COVID-19 mortality rates reflect the combined action of the infection fatality rate and the population rate of infection. Biological pathways that drive the age-specific response of infection fatality rates are likely similar across countries, especially before the advent of new viral variants. However, population rates of infection by age may be expected to reflect the histories of epidemic spread country by country, especially in early stages. For example, the societal balance between the elderly living with their families and living in institutions could show up in age-specific infection rates. For these reasons, we would not find it surprising to encounter some exceptions to the general pattern we studied.

On the other hand, we are not convinced of the reliability of the data behind all of the exceptions presented in ref. 8. Of the three cases in figure 1 in ref.8, bad mismatch in figure 1B for Peru between the line based on confirmed COVID-19 deaths and the line based on estimated excess deaths suggests something wrong with the data. A smaller discrepancy in the opposite direction stands out in figure 1B in ref. 8 for Chile. In figure 2 in ref. 8, it appears that none of the exceptions has crossover ages that agree for excess deaths and reported COVID-19 deaths.
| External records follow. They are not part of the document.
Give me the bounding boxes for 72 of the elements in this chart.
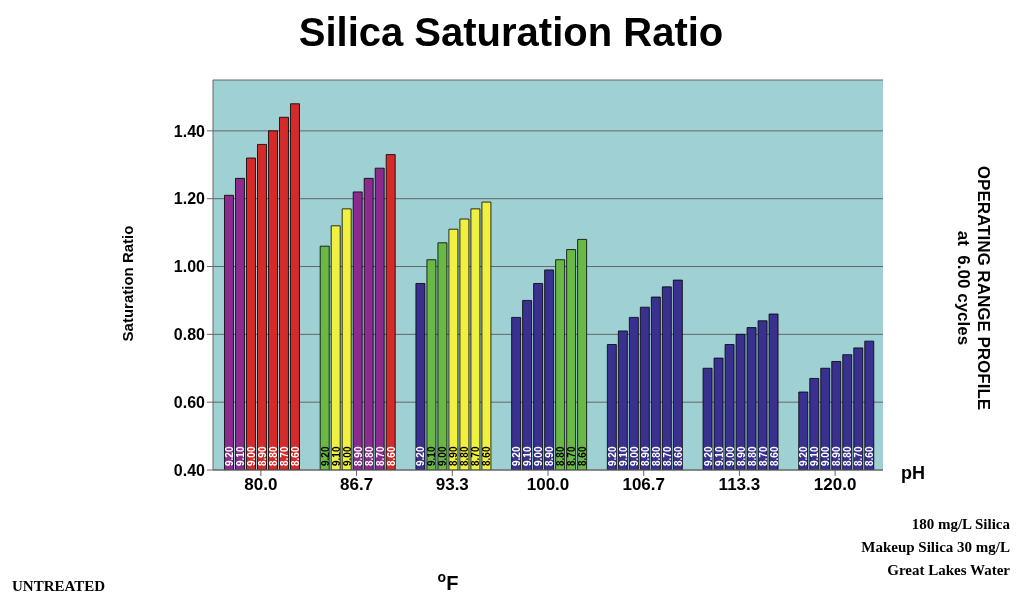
x-tick-label: 120.0 <box>813 475 857 495</box>
legend-title: pH <box>901 463 925 483</box>
chart-title: Silica Saturation Ratio <box>298 10 724 54</box>
text: 8.80 <box>842 446 854 466</box>
text: 9.00 <box>820 446 832 466</box>
y-tick-label: 1.40 <box>173 122 206 140</box>
text: 8.80 <box>555 446 567 466</box>
text: 180 mg/L Silica <box>911 516 1010 532</box>
text: Great Lakes Water <box>887 562 1010 578</box>
text: 9.00 <box>341 446 353 466</box>
x-tick-label: 86.7 <box>340 475 374 495</box>
text: 8.80 <box>363 446 375 466</box>
text: 9.20 <box>415 446 427 466</box>
x-tick-label: 113.3 <box>718 475 761 495</box>
text: 8.70 <box>661 446 673 466</box>
text: 8.60 <box>672 446 684 466</box>
text: 8.90 <box>352 446 364 466</box>
text: 9.20 <box>606 446 618 466</box>
x-tick-label: 93.3 <box>435 475 469 495</box>
text: 8.70 <box>470 446 482 466</box>
text: 9.00 <box>437 446 449 466</box>
text: 8.80 <box>650 446 662 466</box>
text: 8.60 <box>768 446 780 466</box>
y-tick-label: 0.80 <box>173 326 206 344</box>
text: 9.10 <box>522 446 534 466</box>
y-tick-label: 0.40 <box>173 461 206 479</box>
text: 8.90 <box>448 446 460 466</box>
text: 8.60 <box>481 446 493 466</box>
text: 9.00 <box>628 446 640 466</box>
series-label: 8.60 <box>289 446 301 466</box>
x-tick-label: 100.0 <box>526 475 570 495</box>
series-label: 8.70 <box>278 446 290 466</box>
series-label: 9.10 <box>234 446 246 466</box>
text: 8.70 <box>853 446 865 466</box>
text: 8.60 <box>385 446 397 466</box>
text: 9.20 <box>319 446 331 466</box>
text: OPERATING RANGE PROFILE <box>974 165 993 411</box>
x-tick-label: 106.7 <box>622 475 665 495</box>
text: 9.10 <box>713 446 725 466</box>
text: 8.60 <box>577 446 589 466</box>
series-label: 8.80 <box>267 446 279 466</box>
y-axis-title: Saturation Ratio <box>119 225 137 341</box>
text: 9.10 <box>809 446 821 466</box>
text: 8.80 <box>746 446 758 466</box>
text: 8.90 <box>735 446 747 466</box>
series-label: 9.00 <box>245 446 257 466</box>
text: 8.60 <box>864 446 876 466</box>
text: 8.70 <box>566 446 578 466</box>
text: 8.90 <box>544 446 556 466</box>
series-label: 9.20 <box>223 446 235 466</box>
y-tick-label: 1.00 <box>173 258 206 276</box>
text: 9.10 <box>426 446 438 466</box>
x-tick-label: 80.0 <box>244 475 278 495</box>
text: 8.70 <box>757 446 769 466</box>
text: UNTREATED <box>12 578 106 594</box>
text: 9.10 <box>617 446 629 466</box>
text: 8.80 <box>459 446 471 466</box>
text: 9.00 <box>724 446 736 466</box>
text: 9.20 <box>702 446 714 466</box>
text: at 6.00 cycles <box>954 230 973 346</box>
text: 8.90 <box>831 446 843 466</box>
y-tick-label: 0.60 <box>173 393 206 411</box>
text: 9.20 <box>511 446 523 466</box>
text: 8.90 <box>639 446 651 466</box>
y-tick-label: 1.20 <box>173 190 206 208</box>
text: Makeup Silica 30 mg/L <box>861 539 1010 555</box>
text: 9.00 <box>533 446 545 466</box>
text: 9.10 <box>330 446 342 466</box>
x-axis-title: $^{o}$F <box>437 569 459 594</box>
text: 8.70 <box>374 446 386 466</box>
text: 9.20 <box>798 446 810 466</box>
series-label: 8.90 <box>256 446 268 466</box>
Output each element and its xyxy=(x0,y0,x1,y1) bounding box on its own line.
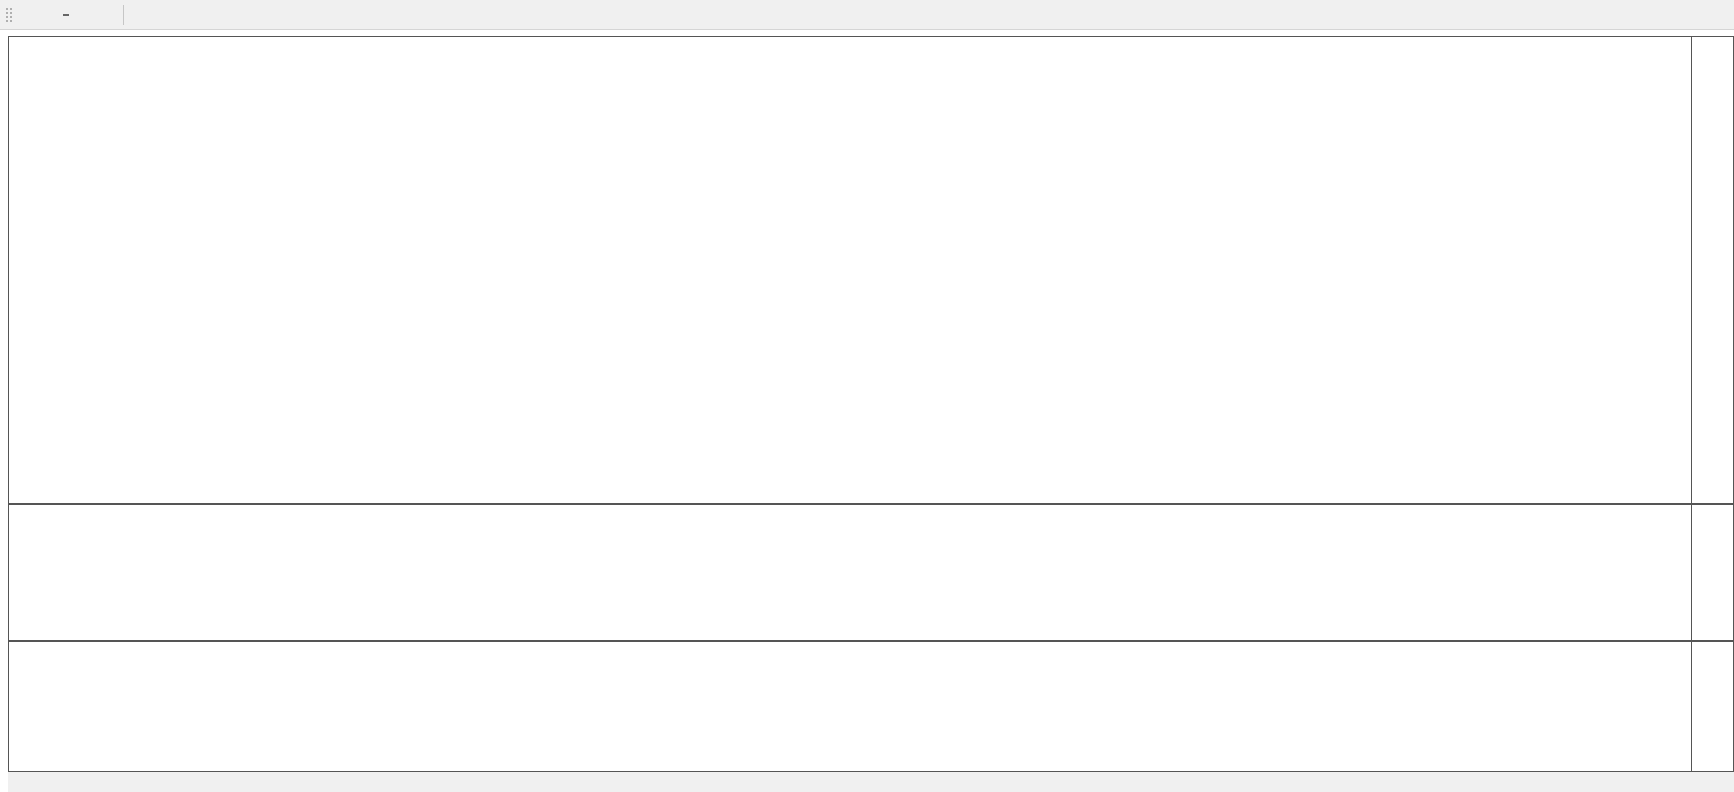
time-axis[interactable] xyxy=(8,772,1734,792)
price-axis[interactable] xyxy=(1692,36,1734,504)
price-chart-panel[interactable] xyxy=(8,36,1692,504)
macd-canvas[interactable] xyxy=(9,505,1691,640)
toolbar-separator xyxy=(123,4,124,25)
grip-dots-icon xyxy=(6,7,12,22)
rsi-axis[interactable] xyxy=(1692,641,1734,772)
drawing-tools-dropdown[interactable] xyxy=(84,3,116,27)
boxed-t-icon xyxy=(63,13,69,16)
macd-indicator-panel[interactable] xyxy=(8,504,1692,641)
toolbar xyxy=(0,0,1734,30)
rsi-canvas[interactable] xyxy=(9,642,1691,771)
text-tool-button[interactable] xyxy=(16,3,48,27)
text-label-tool-button[interactable] xyxy=(50,3,82,27)
toolbar-grip[interactable] xyxy=(4,5,14,25)
price-chart-canvas[interactable] xyxy=(9,37,1691,503)
rsi-indicator-panel[interactable] xyxy=(8,641,1692,772)
macd-axis[interactable] xyxy=(1692,504,1734,641)
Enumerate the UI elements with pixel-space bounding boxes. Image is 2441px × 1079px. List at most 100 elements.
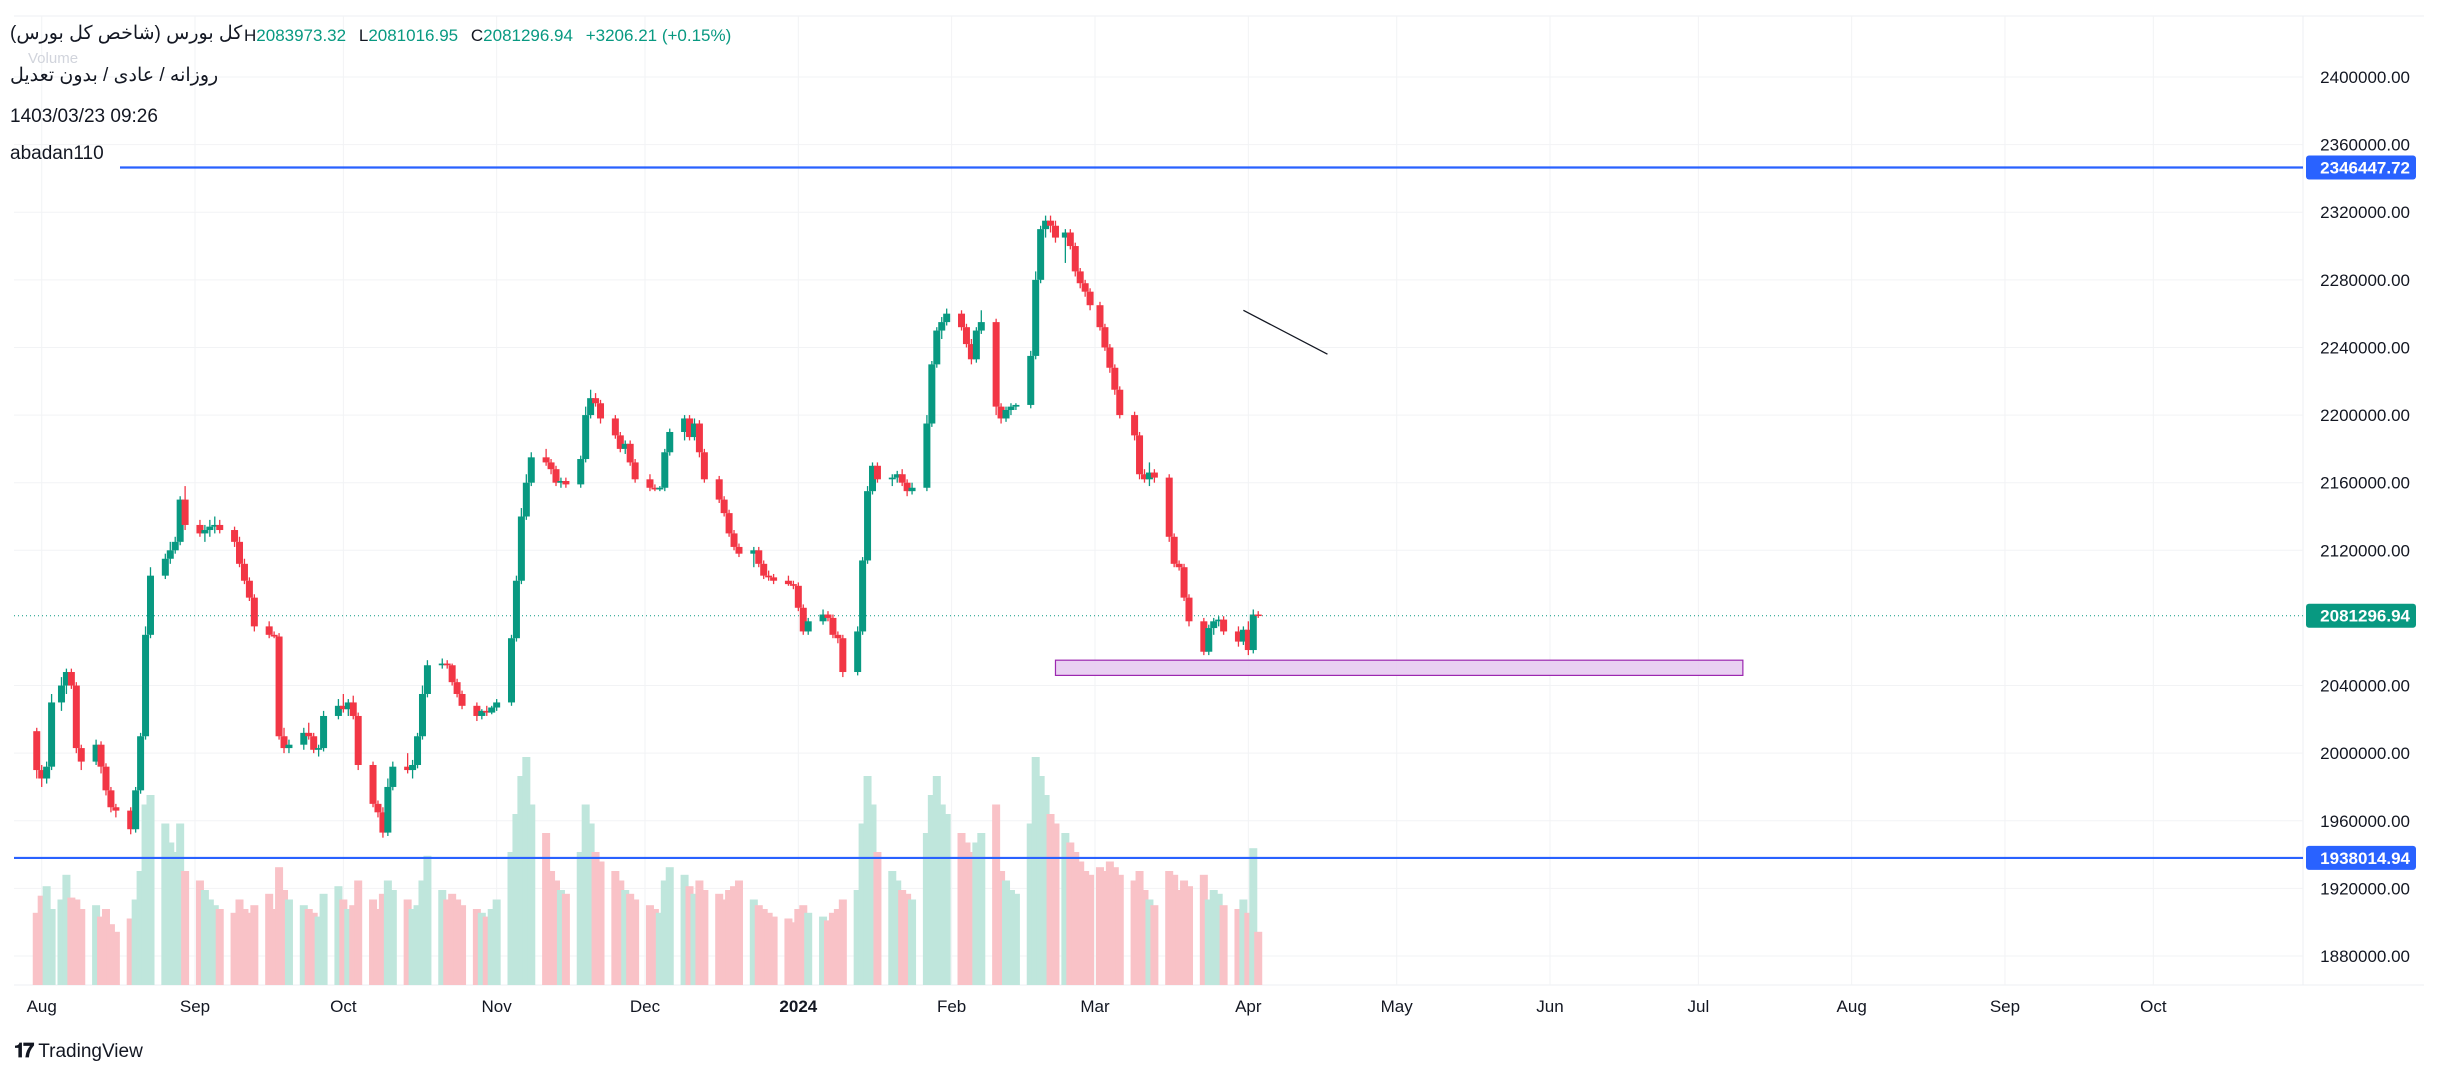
- candle-body: [1116, 389, 1124, 416]
- volume-bar: [868, 804, 877, 985]
- price-axis[interactable]: 2400000.00 2360000.00 2320000.00 2280000.00…: [2306, 68, 2416, 966]
- volume-bar: [1076, 861, 1085, 985]
- time-axis[interactable]: Aug Sep Oct Nov Dec 2024 Feb Mar Apr May Jun Jul Aug…: [27, 997, 2167, 1016]
- candle-body: [161, 558, 169, 576]
- volume-bar: [205, 899, 214, 985]
- candle-body: [473, 705, 481, 716]
- volume-bar: [1239, 899, 1248, 985]
- volume-bar: [888, 871, 897, 985]
- candle-body: [1220, 619, 1228, 632]
- candle-body: [285, 744, 293, 749]
- price-tick-label: 2280000.00: [2320, 271, 2410, 290]
- volume-bar: [1031, 757, 1040, 985]
- trendline[interactable]: [1243, 309, 1328, 355]
- candle-body: [690, 423, 698, 438]
- volume-bar: [378, 893, 387, 985]
- candle-body: [43, 766, 51, 779]
- volume-bar: [141, 804, 150, 985]
- volume-bar: [250, 905, 259, 985]
- candle-body: [611, 418, 619, 436]
- volume-bar: [131, 899, 140, 985]
- last-price-pill: [2306, 603, 2416, 628]
- volume-bar: [482, 916, 491, 985]
- candle-body: [423, 665, 431, 694]
- volume-bar: [1135, 871, 1144, 985]
- volume-bar: [695, 880, 704, 985]
- volume-bar: [908, 899, 917, 985]
- candle-body: [859, 560, 867, 632]
- support-zone-rect: [1054, 659, 1744, 676]
- price-tick-label: 2240000.00: [2320, 338, 2410, 357]
- high-value: 2083973.32: [256, 26, 347, 45]
- volume-bar: [1095, 867, 1104, 985]
- volume-bar: [576, 852, 585, 985]
- candle-body: [750, 550, 758, 554]
- candle-body: [794, 585, 802, 608]
- volume-bar: [631, 899, 640, 985]
- candle-body: [1205, 628, 1213, 652]
- upper-level-pill: [2306, 155, 2416, 180]
- candle-body: [542, 457, 550, 463]
- lower-level-label: 1938014.94: [2320, 849, 2410, 868]
- candle-body: [240, 563, 248, 581]
- volume-bar: [284, 899, 293, 985]
- datetime-label: 1403/03/23 09:26: [10, 106, 158, 127]
- candle-body: [547, 462, 555, 470]
- candle-body: [339, 705, 347, 710]
- candle-body: [597, 403, 605, 419]
- candle-body: [869, 465, 876, 492]
- time-tick-label: Mar: [1080, 997, 1110, 1016]
- legend-symbol-row: کل بورس (شاخص کل بورس): [10, 22, 242, 45]
- volume-bar: [507, 852, 516, 985]
- price-tick-label: 2040000.00: [2320, 677, 2410, 696]
- volume-bar: [547, 871, 556, 985]
- candle-body: [839, 638, 847, 673]
- support-zone[interactable]: [1054, 659, 1744, 676]
- volume-bar: [863, 776, 872, 985]
- candle-body: [1037, 229, 1045, 280]
- volume-bar: [685, 886, 694, 985]
- candle-body: [92, 744, 100, 762]
- volume-bar: [522, 757, 531, 985]
- volume-bar: [354, 880, 363, 985]
- time-tick-label: May: [1381, 997, 1414, 1016]
- volume-bar: [1051, 823, 1060, 985]
- tradingview-branding[interactable]: 𝟏𝟕 TradingView: [14, 1040, 143, 1063]
- volume-bar: [1105, 861, 1114, 985]
- volume-bar: [230, 912, 239, 985]
- horizontal-lines[interactable]: [14, 166, 2303, 860]
- candle-body: [1071, 246, 1079, 272]
- volume-bar: [626, 893, 635, 985]
- volume-bar: [1249, 848, 1258, 985]
- candle-body: [898, 474, 906, 483]
- candle-body: [938, 322, 946, 331]
- candle-body: [97, 744, 105, 767]
- candle-body: [928, 364, 936, 424]
- candle-body: [770, 577, 778, 581]
- volume-bar: [1165, 871, 1174, 985]
- volume-bar: [1184, 886, 1193, 985]
- volume-bar: [62, 874, 71, 985]
- candle-body: [231, 530, 239, 542]
- time-tick-label: Feb: [937, 997, 966, 1016]
- candle-body: [616, 435, 624, 449]
- symbol-name[interactable]: کل بورس (شاخص کل بورس): [10, 23, 243, 44]
- candle-body: [404, 766, 412, 771]
- volume-bar: [1199, 874, 1208, 985]
- candle-body: [1175, 563, 1183, 568]
- candle-body: [661, 452, 669, 488]
- candle-body: [997, 406, 1005, 419]
- candle-body: [977, 322, 985, 331]
- candle-body: [700, 452, 708, 480]
- candles[interactable]: [33, 215, 1262, 838]
- volume-bar: [927, 795, 936, 985]
- upper-level-label: 2346447.72: [2320, 159, 2410, 178]
- volume-bar: [759, 909, 768, 985]
- volume-bar: [828, 912, 837, 985]
- volume-bar: [932, 776, 941, 985]
- candle-body: [715, 479, 723, 500]
- volume-bar: [67, 897, 76, 985]
- candle-body: [211, 524, 219, 527]
- candle-body: [962, 327, 970, 345]
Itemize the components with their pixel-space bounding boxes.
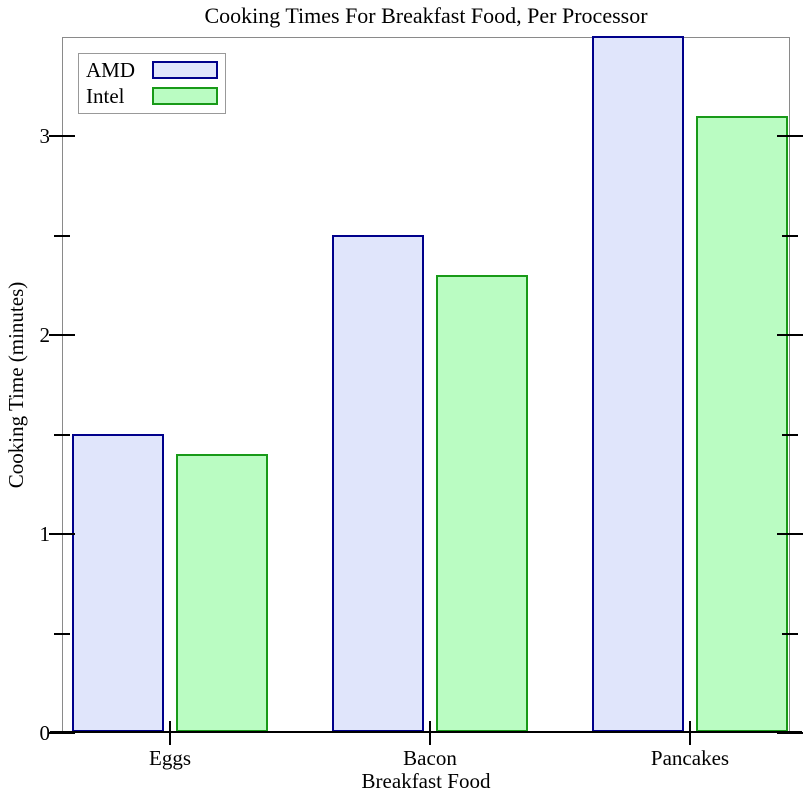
bar-amd-pancakes — [592, 36, 684, 732]
x-tick-label-bacon: Bacon — [403, 746, 457, 770]
x-tick-pancakes — [689, 721, 691, 745]
y-major-tick-right-1 — [777, 533, 803, 535]
bar-intel-pancakes — [696, 116, 788, 732]
y-major-tick-right-0 — [777, 732, 803, 734]
legend-label-intel: Intel — [86, 84, 125, 108]
x-tick-label-eggs: Eggs — [149, 746, 191, 770]
y-major-tick-right-3 — [777, 135, 803, 137]
y-axis-label: Cooking Time (minutes) — [4, 281, 28, 489]
y-minor-tick-right-2.5 — [782, 235, 798, 237]
x-tick-label-pancakes: Pancakes — [650, 746, 730, 770]
legend-item-intel: Intel — [79, 83, 225, 109]
x-tick-bacon — [429, 721, 431, 745]
legend-item-amd: AMD — [79, 57, 225, 83]
y-minor-tick-left-0.5 — [54, 633, 70, 635]
y-minor-tick-left-2.5 — [54, 235, 70, 237]
y-major-tick-left-2 — [49, 334, 75, 336]
x-tick-eggs — [169, 721, 171, 745]
y-major-tick-right-2 — [777, 334, 803, 336]
y-minor-tick-left-1.5 — [54, 434, 70, 436]
chart-title: Cooking Times For Breakfast Food, Per Pr… — [204, 3, 648, 28]
y-tick-label-3: 3 — [39, 124, 51, 148]
legend-swatch-intel — [152, 87, 218, 105]
y-tick-label-1: 1 — [39, 522, 51, 546]
x-axis-baseline — [50, 731, 802, 733]
bar-intel-eggs — [176, 454, 268, 732]
plot-area — [62, 36, 790, 733]
y-major-tick-left-3 — [49, 135, 75, 137]
legend: AMD Intel — [78, 53, 226, 114]
y-major-tick-left-1 — [49, 533, 75, 535]
y-major-tick-left-0 — [49, 732, 75, 734]
bar-intel-bacon — [436, 275, 528, 732]
legend-label-amd: AMD — [86, 58, 136, 82]
y-minor-tick-right-0.5 — [782, 633, 798, 635]
y-minor-tick-right-1.5 — [782, 434, 798, 436]
y-tick-label-2: 2 — [39, 323, 51, 347]
y-tick-label-0: 0 — [39, 721, 51, 745]
x-axis-label: Breakfast Food — [361, 769, 491, 793]
bar-amd-bacon — [332, 235, 424, 732]
bar-amd-eggs — [72, 434, 164, 732]
legend-swatch-amd — [152, 61, 218, 79]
Aligning the curves in figure 1A in ref. 8 to join together at the least precisely measured oldest age group has drawbacks. Without local knowledge of conditions and data collection systems, which we do not possess for these countries, we keep an open mind as to how many of the apparent exceptions are real. Still, full uniformity is not to be expected, and we are grateful to the writers of the letter for expanding our empirical purview and crystallizing discussion.

As the writers of ref. 8 say, our report (1) contains mathematical results on life table functions that apply to settings beyond COVID-19, in the context of demographically realistic schedules of mortality. We are presently working to extend our formal investigation to broader classes of schedules that may arise in more general applications of survival analysis. We second the hope expressed in ref. 9 in PNAS that research stimulated by COVID-19 will have value that lasts beyond the pandemic’s ardently desired end.

Footnotes

The authors declare no competing interest.